Au fur et à mesure de la lecture du roman s’articule un parallèle entre ses sombres péripéties et les souvenirs de l’échec du mariage de Susan (Amy Adams toujours impeccable, notamment dans “American Bluff”, “Premier Contact”, ou plus récemment “Vice”), bousculée par l’omniprésence des deux maris, l’ex et le fictif, qui bénéficient de l’interprétation toute en nuance de Jake Gyllenhaal (“Donnie Darko”, “Le Secret de Brokeback Mountain”, “Zodiac”…).
Détournant avec grande dextérité les codes du film noir, Tom Ford nous précipite au coeur de méandres narratifs dont la maîtrise égale la brillante stylisation de la mise en scène.
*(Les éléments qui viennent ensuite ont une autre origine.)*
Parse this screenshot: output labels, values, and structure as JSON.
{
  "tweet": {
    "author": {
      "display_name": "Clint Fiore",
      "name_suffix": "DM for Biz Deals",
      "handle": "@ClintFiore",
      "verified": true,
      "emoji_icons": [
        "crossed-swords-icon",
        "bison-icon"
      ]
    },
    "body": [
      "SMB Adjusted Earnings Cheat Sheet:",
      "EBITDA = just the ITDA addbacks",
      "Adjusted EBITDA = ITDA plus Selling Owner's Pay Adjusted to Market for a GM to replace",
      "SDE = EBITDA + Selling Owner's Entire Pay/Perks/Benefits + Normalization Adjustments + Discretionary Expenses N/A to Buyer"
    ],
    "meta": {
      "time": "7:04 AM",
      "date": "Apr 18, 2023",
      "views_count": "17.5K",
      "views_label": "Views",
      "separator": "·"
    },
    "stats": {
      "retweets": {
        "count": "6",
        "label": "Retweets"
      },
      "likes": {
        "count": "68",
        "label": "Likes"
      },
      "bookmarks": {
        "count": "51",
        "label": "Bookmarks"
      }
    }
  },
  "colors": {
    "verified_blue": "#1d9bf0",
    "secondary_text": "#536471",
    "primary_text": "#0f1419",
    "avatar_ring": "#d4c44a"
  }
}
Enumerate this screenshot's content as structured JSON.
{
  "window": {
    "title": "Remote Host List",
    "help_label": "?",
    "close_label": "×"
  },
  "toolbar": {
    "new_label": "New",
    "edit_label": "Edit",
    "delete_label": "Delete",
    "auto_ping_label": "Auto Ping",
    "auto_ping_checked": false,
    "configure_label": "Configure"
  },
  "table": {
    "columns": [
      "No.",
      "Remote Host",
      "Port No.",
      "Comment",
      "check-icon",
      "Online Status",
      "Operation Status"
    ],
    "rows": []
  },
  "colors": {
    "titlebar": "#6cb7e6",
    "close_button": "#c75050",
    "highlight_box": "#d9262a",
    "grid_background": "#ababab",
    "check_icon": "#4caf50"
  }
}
Captivant exercice de style d’une modernité distinguée, « Nocturnal Animals” possède déjà les atouts du film culte en puissance.
Under The Silver Lake, de David Robert Mitchell (2018)
avec Andrew Garfield, Riley Keough, Topher Grace (139 mn)
Une allégorie de fin du monde en forme de fable lynchienne
Chômeur et rêveur sans avenir Sam ( Andrew Garfield, ici loin du rôle de super héros de “The Amazing Spiderman”), s’est entiché de sa charmante voisine, Sarah (Riley Keough, “Logan Lucky”, “The House that Jack Built”, plus récemment “Le Diable, tout le Temps” sur Netflix). Quand elle disparaît sans laisser de traces, Sam se lance dans une quête personnelle qui tourne rapidement à l’obsession. Elle le plonge dans un Los Angeles interlope peuplé comme il se doit de créatures étranges, d’individus dangereux et de pauvres hères comme autant de panneaux indicateurs en perte de repères.
Une mini-odyssée kafkaïenne psychédélique
Déjà auteur des remarqués “The Myth of the American Sleepover” et surtout “It Follows”, David Robert Mitchell sait nous magnétiser les méninges. Le parcours de son « héros » qu’il déboulonne allègrement nous entraîne au fond du terrier à la poursuite d’une “Alice qui ne pourrait n’être qu’une ombre. Ses pérégrinations en forme de mini-odyssée kafkaïenne psychédélique, nourries d’ indices sans queue ni tête le mèneront à son point de départ. Non sans avoir réalisé l’absurdité de courir après un fantasme menant à une impasse. L’inconnu recèle parfois un désenchantement salvateur.
Traitant aussi bien de la paranoïa qui innerve notre époque que du manque profond de sens qui semble la traverser, “Under The Silver Lake” est une brillante représentation de la fin d’un monde qui n’en finit pas.